Interviewer: So one of the ways I can think I would use it is after I talk with my doctor a lot of times, it's a quick conversation and maybe I didn't quite catch everything or there's always that one more question that I forget. Is that another use for this?
Dr. Lake: Right. Yes. That happens frequently. Of course we know that appointments are usually . . . the average is 12 minutes long, so you may not have time to ask all the questions that you want to ask or let's say you have another question that's for a family member and it may not be appropriate to ask that during the time, but you want to go on and get a little bit more information. You can utilize the health information station that way.
Interviewer: Sounds a great way to get some solid advice from people that know. It's legitimate and real and research based. Any other thoughts on the kiosks or the information stations, the health information stations as you call them? Love the name, by the way.
Dr. Lake: Well, we hope that we'll introduce people to a lot of new resources that are online. There are lots of videos and images and things that you can look at.

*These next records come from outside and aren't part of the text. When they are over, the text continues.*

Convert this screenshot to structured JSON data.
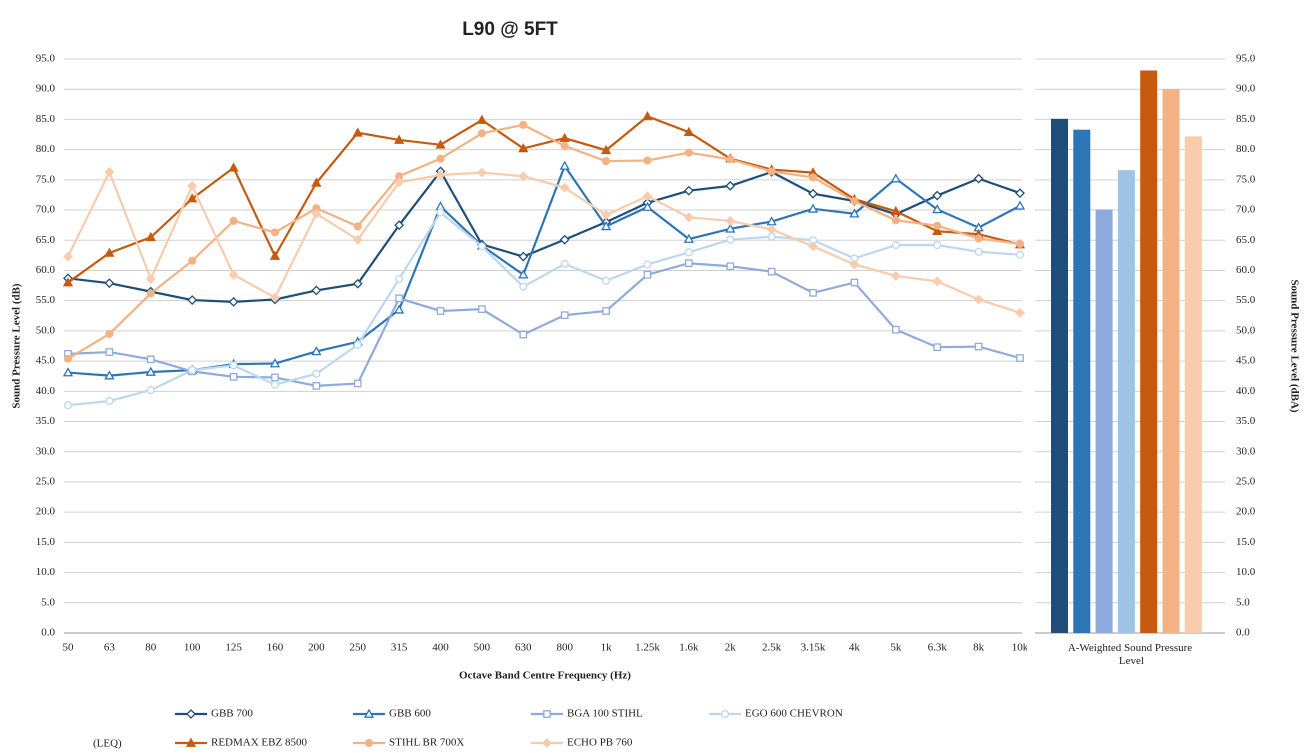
{
  "chart_data": [
    {
      "type": "line",
      "title": "L90 @ 5FT",
      "y_label": "Sound Pressure Level (dB)",
      "x_label": "Octave Band Centre Frequency (Hz)",
      "grid": true,
      "categories": [
        "50",
        "63",
        "80",
        "100",
        "125",
        "160",
        "200",
        "250",
        "315",
        "400",
        "500",
        "630",
        "800",
        "1k",
        "1.25k",
        "1.6k",
        "2k",
        "2.5k",
        "3.15k",
        "4k",
        "5k",
        "6.3k",
        "8k",
        "10k"
      ],
      "ylim": [
        0,
        95
      ],
      "yticks": [
        {
          "value": 0,
          "label": "0.0"
        },
        {
          "value": 5,
          "label": "5.0"
        },
        {
          "value": 10,
          "label": "10.0"
        },
        {
          "value": 15,
          "label": "15.0"
        },
        {
          "value": 20,
          "label": "20.0"
        },
        {
          "value": 25,
          "label": "25.0"
        },
        {
          "value": 30,
          "label": "30.0"
        },
        {
          "value": 35,
          "label": "35.0"
        },
        {
          "value": 40,
          "label": "40.0"
        },
        {
          "value": 45,
          "label": "45.0"
        },
        {
          "value": 50,
          "label": "50.0"
        },
        {
          "value": 55,
          "label": "55.0"
        },
        {
          "value": 60,
          "label": "60.0"
        },
        {
          "value": 65,
          "label": "65.0"
        },
        {
          "value": 70,
          "label": "70.0"
        },
        {
          "value": 75,
          "label": "75.0"
        },
        {
          "value": 80,
          "label": "80.0"
        },
        {
          "value": 85,
          "label": "85.0"
        },
        {
          "value": 90,
          "label": "90.0"
        },
        {
          "value": 95,
          "label": "95.0"
        }
      ],
      "legend_note": "(LEQ)",
      "series": [
        {
          "name": "GBB 700",
          "color": "#1f4e79",
          "marker": "diamond",
          "filled": false,
          "values": [
            58.7,
            57.9,
            56.5,
            55.1,
            54.8,
            55.2,
            56.7,
            57.8,
            67.5,
            76.4,
            64.3,
            62.3,
            65.1,
            68.0,
            71.2,
            73.2,
            74.0,
            76.3,
            72.7,
            71.5,
            69.3,
            72.4,
            75.2,
            72.8
          ]
        },
        {
          "name": "GBB 600",
          "color": "#2e75b6",
          "marker": "triangle",
          "filled": false,
          "values": [
            43.1,
            42.6,
            43.2,
            43.5,
            44.5,
            44.6,
            46.6,
            48.2,
            53.5,
            70.6,
            64.1,
            59.3,
            77.3,
            67.3,
            70.5,
            65.2,
            66.9,
            68.1,
            70.2,
            69.4,
            75.2,
            70.1,
            67.1,
            70.7
          ]
        },
        {
          "name": "BGA 100 STIHL",
          "color": "#8faadc",
          "marker": "square",
          "filled": false,
          "values": [
            46.2,
            46.5,
            45.3,
            43.3,
            42.4,
            42.3,
            40.9,
            41.3,
            55.4,
            53.3,
            53.6,
            49.4,
            52.6,
            53.3,
            59.3,
            61.2,
            60.7,
            59.8,
            56.3,
            58.0,
            50.2,
            47.3,
            47.4,
            45.5
          ]
        },
        {
          "name": "EGO 600 CHEVRON",
          "color": "#bdd7ee",
          "marker": "circle",
          "filled": false,
          "values": [
            37.7,
            38.4,
            40.2,
            43.5,
            44.3,
            41.1,
            42.9,
            47.7,
            58.6,
            69.6,
            64.0,
            57.3,
            61.1,
            58.3,
            61.0,
            63.0,
            65.1,
            65.6,
            65.0,
            62.0,
            64.2,
            64.2,
            63.1,
            62.6
          ]
        },
        {
          "name": "REDMAX EBZ 8500",
          "color": "#c55a11",
          "marker": "triangle",
          "filled": true,
          "values": [
            58.0,
            62.9,
            65.5,
            71.9,
            77.0,
            62.4,
            74.5,
            82.8,
            81.6,
            80.8,
            84.9,
            80.2,
            81.9,
            79.9,
            85.5,
            82.9,
            78.5,
            76.7,
            76.2,
            71.8,
            69.8,
            66.5,
            66.0,
            64.3
          ]
        },
        {
          "name": "STIHL BR 700X",
          "color": "#f4b183",
          "marker": "circle",
          "filled": true,
          "values": [
            45.4,
            49.5,
            56.2,
            61.6,
            68.2,
            66.3,
            70.3,
            67.3,
            75.6,
            78.5,
            82.7,
            84.1,
            80.6,
            78.1,
            78.2,
            79.5,
            78.4,
            76.4,
            75.4,
            71.5,
            68.3,
            67.4,
            65.3,
            64.4
          ]
        },
        {
          "name": "ECHO PB 760",
          "color": "#f8cbad",
          "marker": "diamond",
          "filled": true,
          "values": [
            62.3,
            76.3,
            58.6,
            74.0,
            59.3,
            55.5,
            69.4,
            65.1,
            74.6,
            75.8,
            76.2,
            75.6,
            73.7,
            69.2,
            72.3,
            68.8,
            68.2,
            66.8,
            64.0,
            61.0,
            59.1,
            58.2,
            55.2,
            53.0
          ]
        }
      ]
    },
    {
      "type": "bar",
      "category_label": "A-Weighted Sound Pressure Level",
      "y_label": "Sound Pressure Level (dBA)",
      "values": [
        85.1,
        83.3,
        70.1,
        76.6,
        93.1,
        90.0,
        82.2
      ],
      "colors": [
        "#1f4e79",
        "#2e75b6",
        "#8faadc",
        "#9dc3e6",
        "#c55a11",
        "#f4b183",
        "#f8cbad"
      ],
      "ylim": [
        0,
        95
      ],
      "yticks": [
        {
          "value": 0,
          "label": "0.0"
        },
        {
          "value": 5,
          "label": "5.0"
        },
        {
          "value": 10,
          "label": "10.0"
        },
        {
          "value": 15,
          "label": "15.0"
        },
        {
          "value": 20,
          "label": "20.0"
        },
        {
          "value": 25,
          "label": "25.0"
        },
        {
          "value": 30,
          "label": "30.0"
        },
        {
          "value": 35,
          "label": "35.0"
        },
        {
          "value": 40,
          "label": "40.0"
        },
        {
          "value": 45,
          "label": "45.0"
        },
        {
          "value": 50,
          "label": "50.0"
        },
        {
          "value": 55,
          "label": "55.0"
        },
        {
          "value": 60,
          "label": "60.0"
        },
        {
          "value": 65,
          "label": "65.0"
        },
        {
          "value": 70,
          "label": "70.0"
        },
        {
          "value": 75,
          "label": "75.0"
        },
        {
          "value": 80,
          "label": "80.0"
        },
        {
          "value": 85,
          "label": "85.0"
        },
        {
          "value": 90,
          "label": "90.0"
        },
        {
          "value": 95,
          "label": "95.0"
        }
      ]
    }
  ]
}
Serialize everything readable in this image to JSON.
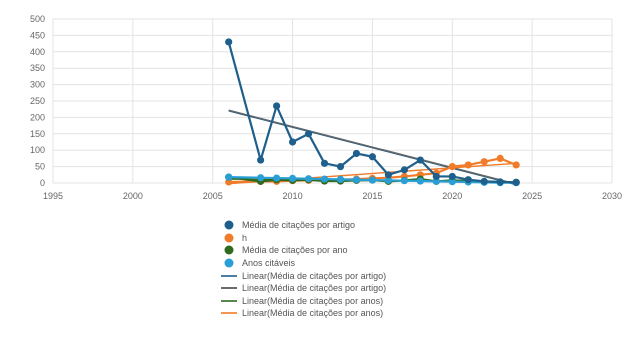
{
  "chart_data": {
    "type": "line",
    "title": "",
    "xlabel": "",
    "ylabel": "",
    "xlim": [
      1995,
      2030
    ],
    "ylim": [
      0,
      500
    ],
    "xticks": [
      "1995",
      "2000",
      "2005",
      "2010",
      "2015",
      "2020",
      "2025",
      "2030"
    ],
    "yticks": [
      "500",
      "450",
      "400",
      "350",
      "300",
      "250",
      "200",
      "150",
      "100",
      "50",
      "0"
    ],
    "grid": true,
    "legend_position": "bottom",
    "series": [
      {
        "name": "Média de citações por artigo",
        "color": "#1f5f8b",
        "x": [
          2006,
          2008,
          2009,
          2010,
          2011,
          2012,
          2013,
          2014,
          2015,
          2016,
          2017,
          2018,
          2019,
          2020,
          2021,
          2022,
          2023,
          2024
        ],
        "y": [
          430,
          70,
          235,
          125,
          150,
          60,
          50,
          90,
          80,
          25,
          40,
          70,
          20,
          20,
          10,
          5,
          3,
          2
        ]
      },
      {
        "name": "h",
        "color": "#f07c2a",
        "x": [
          2006,
          2008,
          2009,
          2010,
          2011,
          2012,
          2013,
          2014,
          2015,
          2016,
          2017,
          2018,
          2019,
          2020,
          2021,
          2022,
          2023,
          2024
        ],
        "y": [
          3,
          5,
          5,
          7,
          8,
          9,
          10,
          12,
          14,
          16,
          20,
          25,
          30,
          50,
          55,
          65,
          75,
          55
        ]
      },
      {
        "name": "Média de citações por ano",
        "color": "#2e6b1f",
        "x": [
          2006,
          2008,
          2009,
          2010,
          2011,
          2012,
          2013,
          2014,
          2015,
          2016,
          2017,
          2018,
          2019,
          2020,
          2021,
          2022,
          2023,
          2024
        ],
        "y": [
          18,
          5,
          10,
          8,
          10,
          6,
          6,
          8,
          9,
          5,
          8,
          12,
          5,
          8,
          6,
          4,
          3,
          2
        ]
      },
      {
        "name": "Anos citáveis",
        "color": "#2a9fd6",
        "x": [
          2006,
          2008,
          2009,
          2010,
          2011,
          2012,
          2013,
          2014,
          2015,
          2016,
          2017,
          2018,
          2019,
          2020,
          2021,
          2022,
          2023,
          2024
        ],
        "y": [
          18,
          16,
          15,
          14,
          13,
          12,
          11,
          10,
          9,
          8,
          7,
          6,
          5,
          4,
          3,
          2,
          1,
          1
        ]
      }
    ],
    "trendlines": [
      {
        "name": "Linear(Média de citações por artigo)",
        "color": "#1f5f8b",
        "x": [
          2006,
          2024
        ],
        "y": [
          220,
          -5
        ]
      },
      {
        "name": "Linear(Média de citações por artigo)",
        "color": "#666666",
        "x": [
          2006,
          2024
        ],
        "y": [
          222,
          -3
        ]
      },
      {
        "name": "Linear(Média de citações por anos)",
        "color": "#2e6b1f",
        "x": [
          2006,
          2024
        ],
        "y": [
          12,
          3
        ]
      },
      {
        "name": "Linear(Média de citações por anos)",
        "color": "#f07c2a",
        "x": [
          2006,
          2024
        ],
        "y": [
          -2,
          60
        ]
      }
    ]
  },
  "legend": {
    "items": [
      {
        "label": "Média de citações por artigo",
        "color": "#1f5f8b",
        "kind": "marker"
      },
      {
        "label": "h",
        "color": "#f07c2a",
        "kind": "marker"
      },
      {
        "label": "Média de citações por ano",
        "color": "#2e6b1f",
        "kind": "marker"
      },
      {
        "label": "Anos citáveis",
        "color": "#2a9fd6",
        "kind": "marker"
      },
      {
        "label": "Linear(Média de citações por artigo)",
        "color": "#1f5f8b",
        "kind": "line"
      },
      {
        "label": "Linear(Média de citações por artigo)",
        "color": "#444444",
        "kind": "line"
      },
      {
        "label": "Linear(Média de citações por anos)",
        "color": "#2e6b1f",
        "kind": "line"
      },
      {
        "label": "Linear(Média de citações por anos)",
        "color": "#f07c2a",
        "kind": "line"
      }
    ]
  }
}
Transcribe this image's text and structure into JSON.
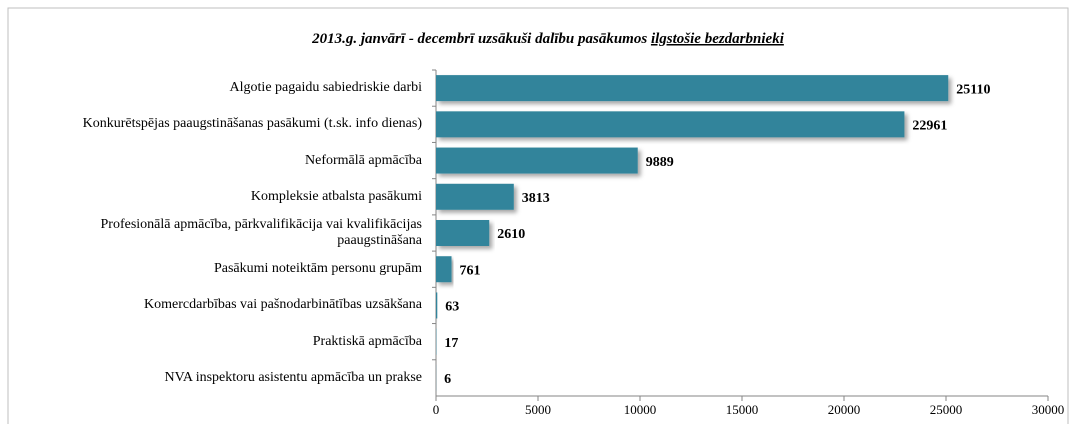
{
  "chart_data": {
    "type": "barh",
    "title": [
      "2013.g. janvārī - decembrī uzsākuši dalību pasākumos",
      "ilgstošie bezdarbnieki"
    ],
    "categories": [
      "Algotie pagaidu sabiedriskie darbi",
      "Konkurētspējas paaugstināšanas pasākumi (t.sk. info dienas)",
      "Neformālā apmācība",
      "Kompleksie atbalsta pasākumi",
      "Profesionālā apmācība, pārkvalifikācija vai kvalifikācijas paaugstināšana",
      "Pasākumi noteiktām personu grupām",
      "Komercdarbības vai pašnodarbinātības uzsākšana",
      "Praktiskā apmācība",
      "NVA inspektoru asistentu apmācība un prakse"
    ],
    "values": [
      25110,
      22961,
      9889,
      3813,
      2610,
      761,
      63,
      17,
      6
    ],
    "color": "#31849b",
    "xlim": [
      0,
      30000
    ],
    "xticks": [
      0,
      5000,
      10000,
      15000,
      20000,
      25000,
      30000
    ]
  }
}
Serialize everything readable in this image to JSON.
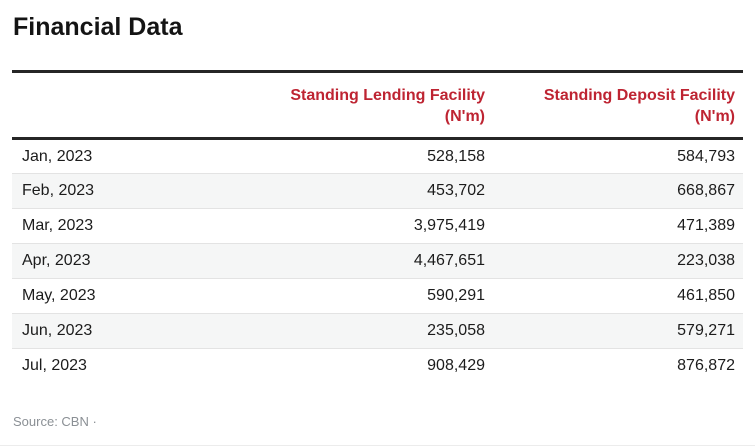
{
  "page": {
    "title": "Financial Data"
  },
  "table": {
    "columns": [
      {
        "label": "Standing Lending Facility",
        "unit": "(N'm)"
      },
      {
        "label": "Standing Deposit Facility",
        "unit": "(N'm)"
      }
    ],
    "rows": [
      {
        "month": "Jan, 2023",
        "lending": "528,158",
        "deposit": "584,793"
      },
      {
        "month": "Feb, 2023",
        "lending": "453,702",
        "deposit": "668,867"
      },
      {
        "month": "Mar, 2023",
        "lending": "3,975,419",
        "deposit": "471,389"
      },
      {
        "month": "Apr, 2023",
        "lending": "4,467,651",
        "deposit": "223,038"
      },
      {
        "month": "May, 2023",
        "lending": "590,291",
        "deposit": "461,850"
      },
      {
        "month": "Jun, 2023",
        "lending": "235,058",
        "deposit": "579,271"
      },
      {
        "month": "Jul, 2023",
        "lending": "908,429",
        "deposit": "876,872"
      }
    ]
  },
  "footer": {
    "source": "Source: CBN ·"
  },
  "colors": {
    "header_red": "#be2432",
    "rule_dark": "#262626",
    "alt_row_bg": "#f5f6f6",
    "row_separator": "#e3e3e3",
    "body_text": "#1c1c1c",
    "source_gray": "#8b9095"
  },
  "chart_data": {
    "type": "table",
    "title": "Financial Data",
    "categories": [
      "Jan, 2023",
      "Feb, 2023",
      "Mar, 2023",
      "Apr, 2023",
      "May, 2023",
      "Jun, 2023",
      "Jul, 2023"
    ],
    "series": [
      {
        "name": "Standing Lending Facility (N'm)",
        "values": [
          528158,
          453702,
          3975419,
          4467651,
          590291,
          235058,
          908429
        ]
      },
      {
        "name": "Standing Deposit Facility (N'm)",
        "values": [
          584793,
          668867,
          471389,
          223038,
          461850,
          579271,
          876872
        ]
      }
    ],
    "source": "CBN",
    "layout": {
      "zebra_striping": true,
      "value_alignment": "right",
      "header_color": "#be2432"
    }
  }
}
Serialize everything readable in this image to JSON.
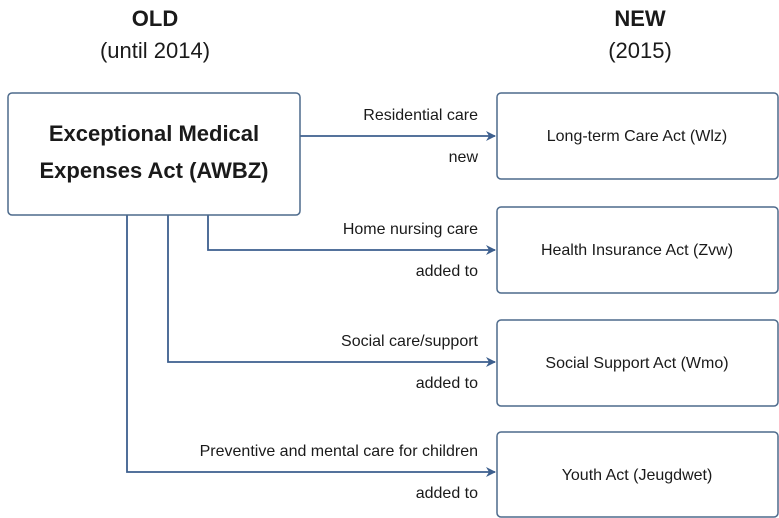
{
  "header": {
    "old": {
      "title": "OLD",
      "subtitle": "(until 2014)"
    },
    "new": {
      "title": "NEW",
      "subtitle": "(2015)"
    }
  },
  "source": {
    "lines": [
      "Exceptional Medical",
      "Expenses Act (AWBZ)"
    ]
  },
  "flows": [
    {
      "label": "Residential care",
      "relation": "new",
      "target": "Long-term Care Act (Wlz)"
    },
    {
      "label": "Home nursing care",
      "relation": "added to",
      "target": "Health Insurance Act (Zvw)"
    },
    {
      "label": "Social care/support",
      "relation": "added to",
      "target": "Social Support Act (Wmo)"
    },
    {
      "label": "Preventive and mental care for children",
      "relation": "added to",
      "target": "Youth Act (Jeugdwet)"
    }
  ]
}
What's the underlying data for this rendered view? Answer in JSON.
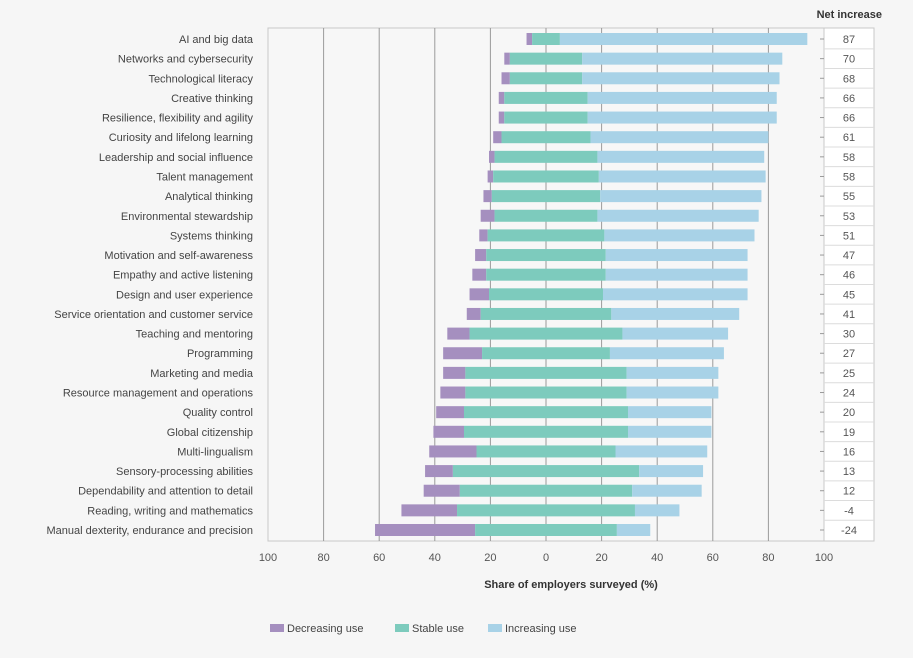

Let's say you don't want to read some information. You want to be able to look at a diagram on something to understand your condition a little better or you want to be able to watch a video about a procedure that you're going to be having. We can show you those.
We can find information in all different languages. We know that there are a lot of fairly unique non-English language requirements at the Sugar House Health Center. Burmese is one, and we can help those patients. Then, a lot of people think that they just need basic information but there are plenty of patients that we've helped that are either further along in a condition and they're ready for reading the biomedical literature itself and they want to be able to review those studies themselves. We're able to offer that tailored assistance.